Is there an Armv8-A intrinsic for 16-byte wide VTBL?

According to my regularly used source Searchable Neon Arm Intrinsic Guide, there are only these (four classes of) intrinsics for lookup table with 8 byte target register (uint8x8 and poly8x8_t variants omitted for brevity).

int8x8_t vtbl1_s8 (int8x8_t a, int8x8_t b)
int8x8_t vtbl2_s8 (int8x8x2_t a, int8x8_t b)
int8x8_t vtbl3_s8 (int8x8x3_t a, int8x8_t b)
int8x8_t vtbl4_s8 (int8x8x4_t a, int8x8_t b)

To a surprise my source code

uint8x16_t oddeven(uint8x16_t a) {
    auto l = vget_low_u8(a);
    auto h = vget_high_u8(a);
    auto lh = vuzp_u8(l,h);
    return vcombine_u8(lh.val[0], lh.val[1]);

produced this practically single instruction code for odd/even interleaving of a 16-byte vector:

adrp    x8, .LCPI0_0
ldr     q1, [x8, :lo12:.LCPI0_0]
tbl     v0.16b, { v0.16b }, v1.16b

So there it is, tbl v0.16.b, { } variant apparently performing a full 16->16 permutation of the original data in a single instruction. Is this (un)documented, or can it be otherwise produced with intrinsics?

See full code and listing in

2 answers

  • answered 2019-11-14 04:53 Jake 'Alquimista' LEE

    No, there is no intrinsics for 16byte permutation even though the tbl instruction on aarch64 accepts it.

  • answered 2019-11-14 05:33 Peter Cordes

    You can find it in the intrinsics guide by searching on tbl (the instruction mnemonic), then "search within page" for 16 until you get to some uint8x16_t versions of it to find the intrinsics naming scheme for them. uint8x16_t vqtbl1q_u8 (uint8x16_t t, uint8x16_t idx)

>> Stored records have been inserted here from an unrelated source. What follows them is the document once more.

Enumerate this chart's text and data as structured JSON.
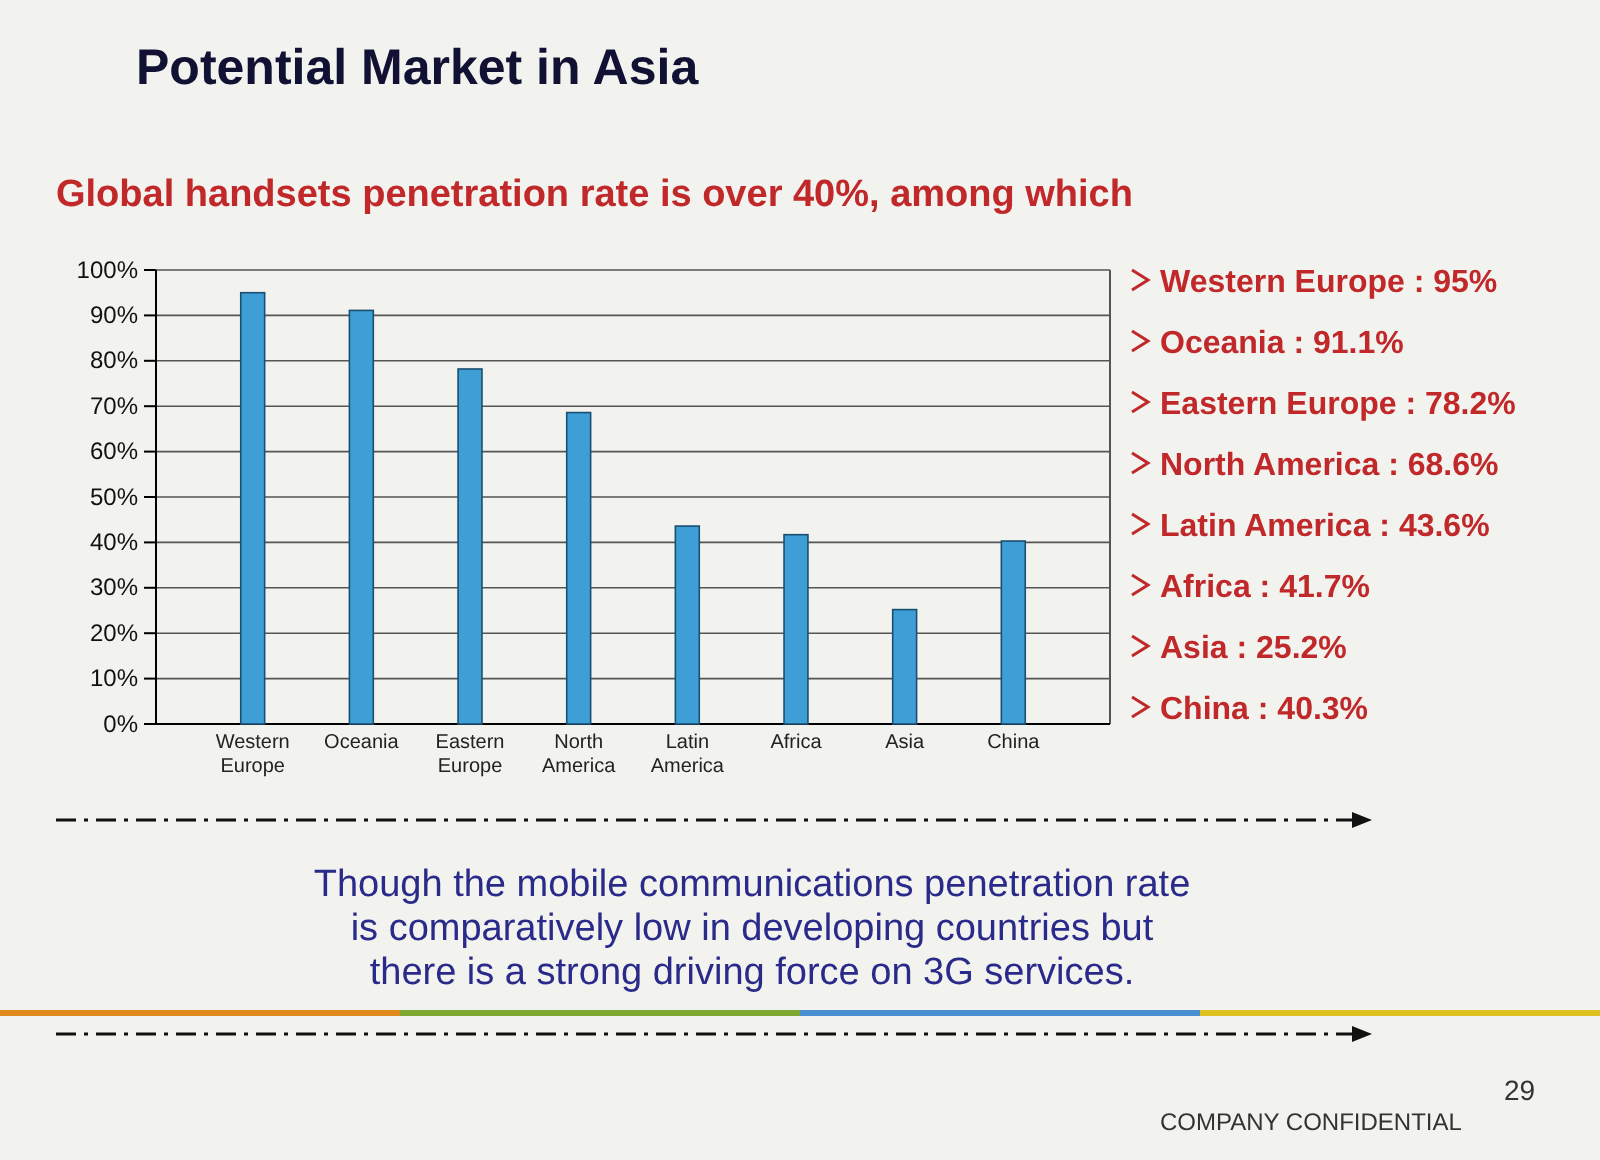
{
  "chart_data": {
    "type": "bar",
    "title": "Potential Market in Asia",
    "subtitle": "Global handsets penetration rate is over 40%, among which",
    "categories": [
      "Western Europe",
      "Oceania",
      "Eastern Europe",
      "North America",
      "Latin America",
      "Africa",
      "Asia",
      "China"
    ],
    "values": [
      95,
      91.1,
      78.2,
      68.6,
      43.6,
      41.7,
      25.2,
      40.3
    ],
    "color": "#3d9fd6",
    "ylim": [
      0,
      100
    ],
    "yticks": [
      {
        "value": 0,
        "label": "0%"
      },
      {
        "value": 10,
        "label": "10%"
      },
      {
        "value": 20,
        "label": "20%"
      },
      {
        "value": 30,
        "label": "30%"
      },
      {
        "value": 40,
        "label": "40%"
      },
      {
        "value": 50,
        "label": "50%"
      },
      {
        "value": 60,
        "label": "60%"
      },
      {
        "value": 70,
        "label": "70%"
      },
      {
        "value": 80,
        "label": "80%"
      },
      {
        "value": 90,
        "label": "90%"
      },
      {
        "value": 100,
        "label": "100%"
      }
    ],
    "grid": "y",
    "annotations": [
      "Western Europe : 95%",
      "Oceania : 91.1%",
      "Eastern Europe : 78.2%",
      "North America : 68.6%",
      "Latin America : 43.6%",
      "Africa : 41.7%",
      "Asia : 25.2%",
      "China : 40.3%",
      "Though  the mobile communications penetration rate is comparatively low in developing countries but there is a strong driving force on 3G services.",
      "COMPANY CONFIDENTIAL",
      "29"
    ]
  }
}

    (Thanks to @RossRidge for pointing out the correct name in the first place; the point of this answer is to suggest a way to find intrinsics based on a known instruction mnemonic. It works better for Intel's x86 intrinsic finder where the element size is part of the mnemonic, so searching on the asm mnemonic usually narrows down the list of intrinsic results sufficiently to scan visually.)